Sacha Tihanyi, Deputy Head of Emerging Markets Strategy at TDS, explains that the Mexican peso has been a top performer supported by carry and a compression in volatility across Emerging Markert, and warns positioning now appears to be skewed long MXN at record levels, which leaves the peso open to a squeeze from not only Mexico-specific factors, but global macro factors.
Key Quotes:
“MXN (and many Latam currencies, save for BRL) has been a top market favourite since the start of the year. If measured back to the start of December, when the market began to rapidly price out any Fed hikes for 2019, MXN is by far the best performing currency globally (EM or otherwise).
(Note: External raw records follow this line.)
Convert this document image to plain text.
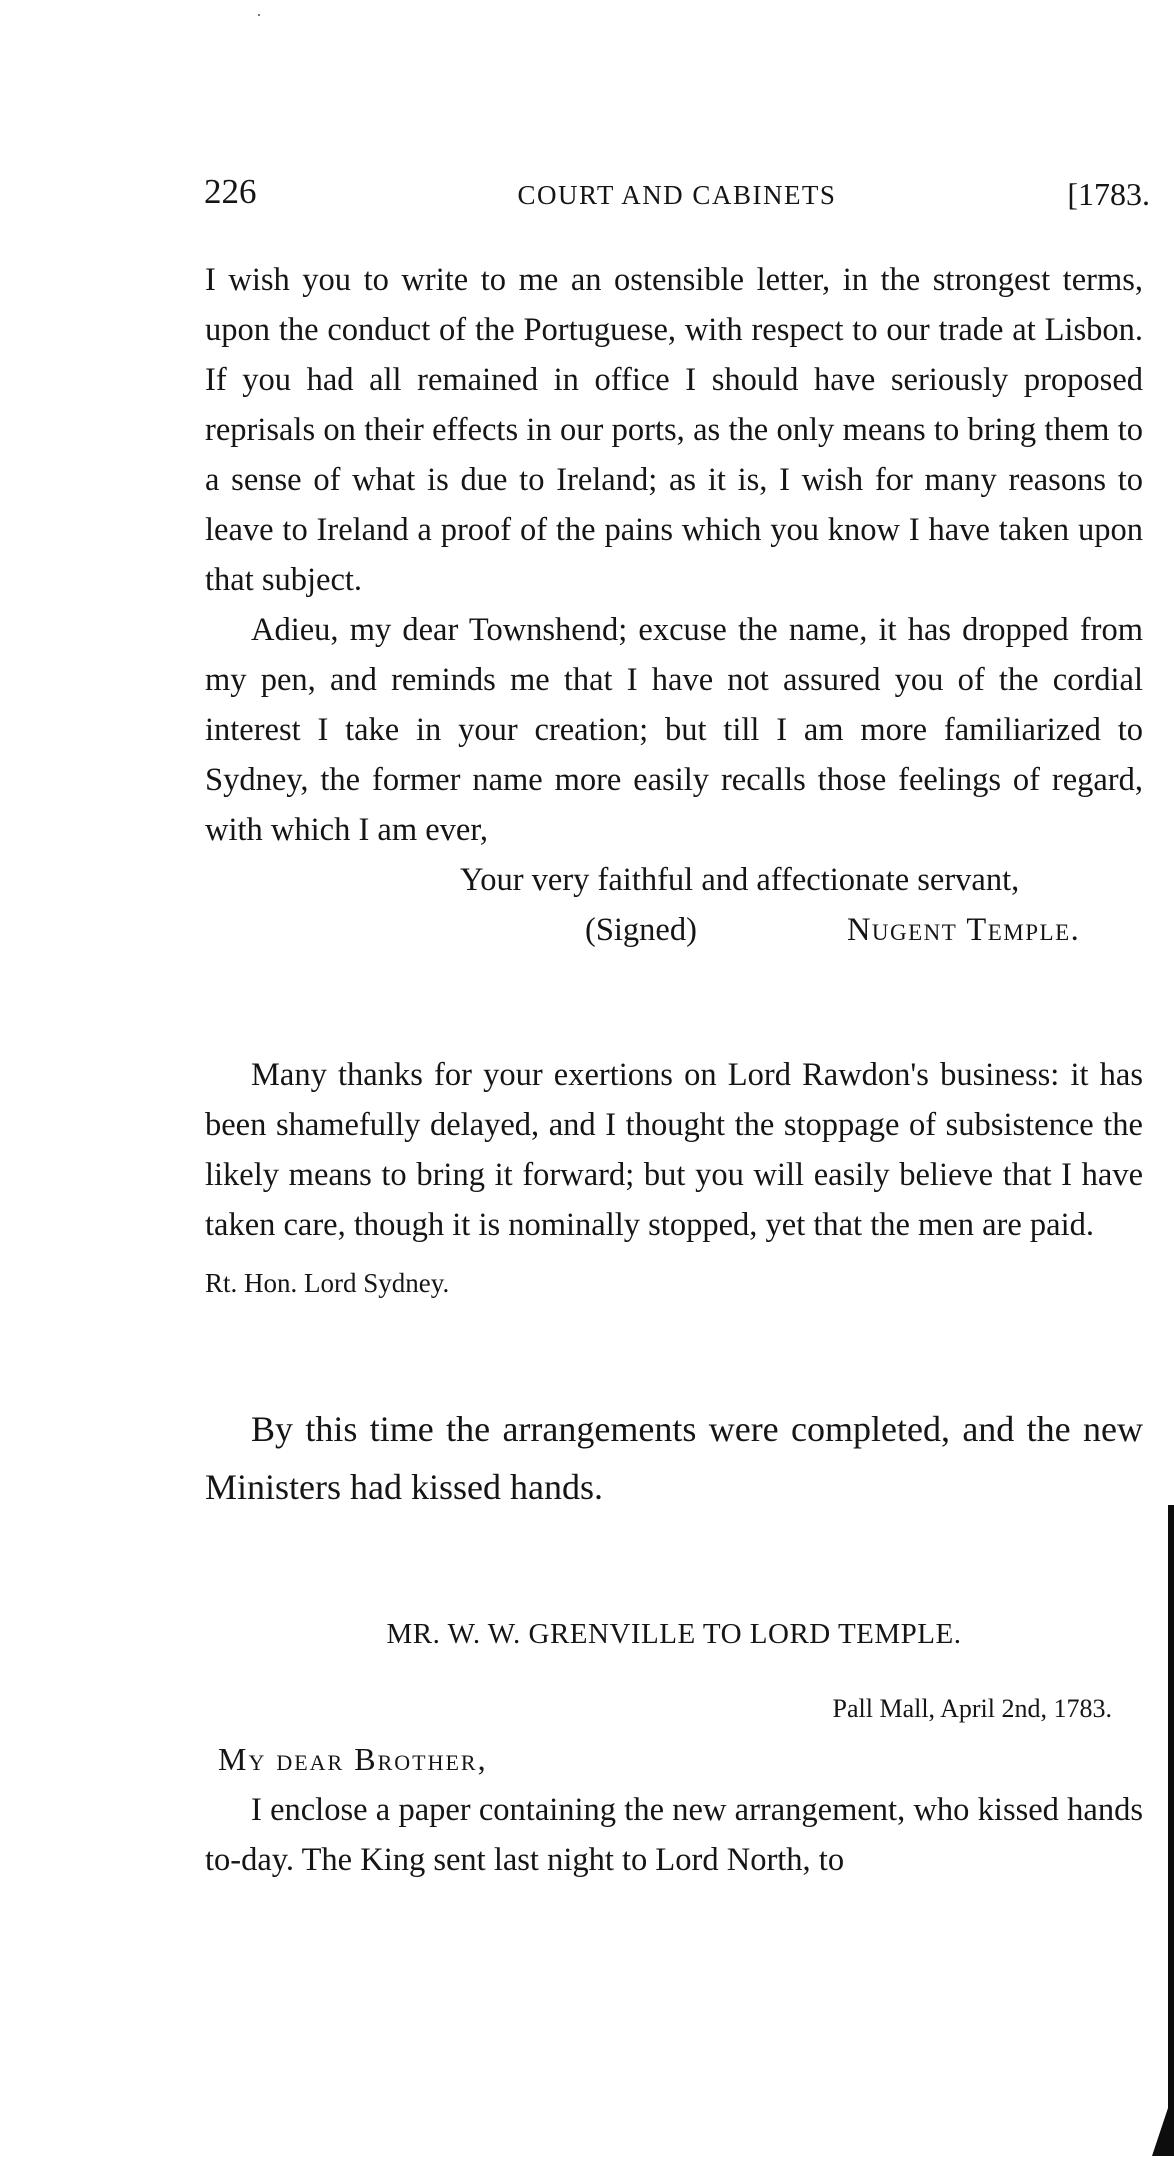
226	COURT AND CABINETS	[1783.

I wish you to write to me an ostensible letter, in the strongest terms, upon the conduct of the Portuguese, with respect to our trade at Lisbon. If you had all remained in office I should have seriously proposed reprisals on their effects in our ports, as the only means to bring them to a sense of what is due to Ireland; as it is, I wish for many reasons to leave to Ireland a proof of the pains which you know I have taken upon that subject.

Adieu, my dear Townshend; excuse the name, it has dropped from my pen, and reminds me that I have not assured you of the cordial interest I take in your creation; but till I am more familiarized to Sydney, the former name more easily recalls those feelings of regard, with which I am ever,

Your very faithful and affectionate servant,
(Signed)	Nugent Temple.

Many thanks for your exertions on Lord Rawdon's business: it has been shamefully delayed, and I thought the stoppage of subsistence the likely means to bring it forward; but you will easily believe that I have taken care, though it is nominally stopped, yet that the men are paid.

Rt. Hon. Lord Sydney.

By this time the arrangements were completed, and the new Ministers had kissed hands.

MR. W. W. GRENVILLE TO LORD TEMPLE.
Pall Mall, April 2nd, 1783.
My dear Brother,

I enclose a paper containing the new arrangement, who kissed hands to-day. The King sent last night to Lord North, to
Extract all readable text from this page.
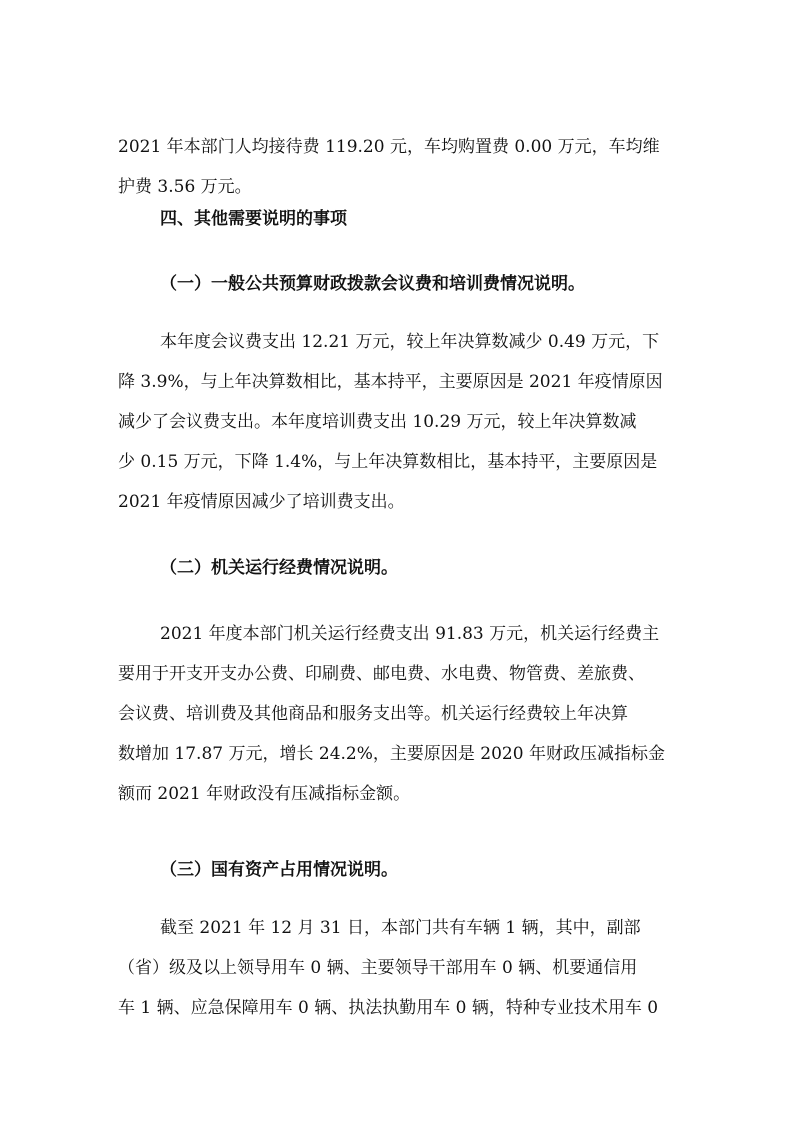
2021 年本部门人均接待费 119.20 元，车均购置费 0.00 万元，车均维
护费 3.56 万元。
四、其他需要说明的事项
（一）一般公共预算财政拨款会议费和培训费情况说明。
本年度会议费支出 12.21 万元，较上年决算数减少 0.49 万元，下
降 3.9%，与上年决算数相比，基本持平，主要原因是 2021 年疫情原因
减少了会议费支出。本年度培训费支出 10.29 万元，较上年决算数减
少 0.15 万元，下降 1.4%，与上年决算数相比，基本持平，主要原因是
2021 年疫情原因减少了培训费支出。
（二）机关运行经费情况说明。
2021 年度本部门机关运行经费支出 91.83 万元，机关运行经费主
要用于开支开支办公费、印刷费、邮电费、水电费、物管费、差旅费、
会议费、培训费及其他商品和服务支出等。机关运行经费较上年决算
数增加 17.87 万元，增长 24.2%，主要原因是 2020 年财政压减指标金
额而 2021 年财政没有压减指标金额。
（三）国有资产占用情况说明。
截至 2021 年 12 月 31 日，本部门共有车辆 1 辆，其中，副部
（省）级及以上领导用车 0 辆、主要领导干部用车 0 辆、机要通信用
车 1 辆、应急保障用车 0 辆、执法执勤用车 0 辆，特种专业技术用车 0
Unsurprisingly the move in spot also coincided with the beginning of a substantial move into MXN longs amongst the investment community, if we take the CFTC non-commercial positioning data as a general proxy for investor behaviour. The general market features of high yield and collapsing volatility, along with a failure to see Mexican portfolio inflows maintain the substantial inflows of January, suggest that MXN buying has likely not been driven by Mexico-specific fundamental factors, but by the broad and substantial move into EM in January, on the back of financial factors.”
“Net-long speculative MXN positioning has hit its highest level since the Taper Tantrum, thanks to a collapse in gross shorts (that were only beginning to become more bold, until USDMXN collapsed towards 19.00 this week and washed them out). However, the main driver since the December rally has been the explosion in long positioning, with gross longs now standing at their highest level on record.”
“With positioning becoming so highly skewed, in the face of deteriorating fundamentals in Mexico and still well established political risk / fiscal regime uncertainty, MXN relies purely on a continuation in compressing vol and high carry. We expect the latter to be maintained for the duration of this year, but (in our view) it is not enough to offset any (currently unpredictable) politically-sourced shock, or sufficient to insulate the peso from its most skewed long positioning on record.”
“Furthermore, and this is the crucial point, should we not continue to see compression in EM vol, and divergence between broad USD direction and EM FX vol direction, MXN becomes increasingly subject (and sensitive) to external non-Mexico specific shocks. Thus less of a vol spike will be required to wreak havoc with long MXN positions.”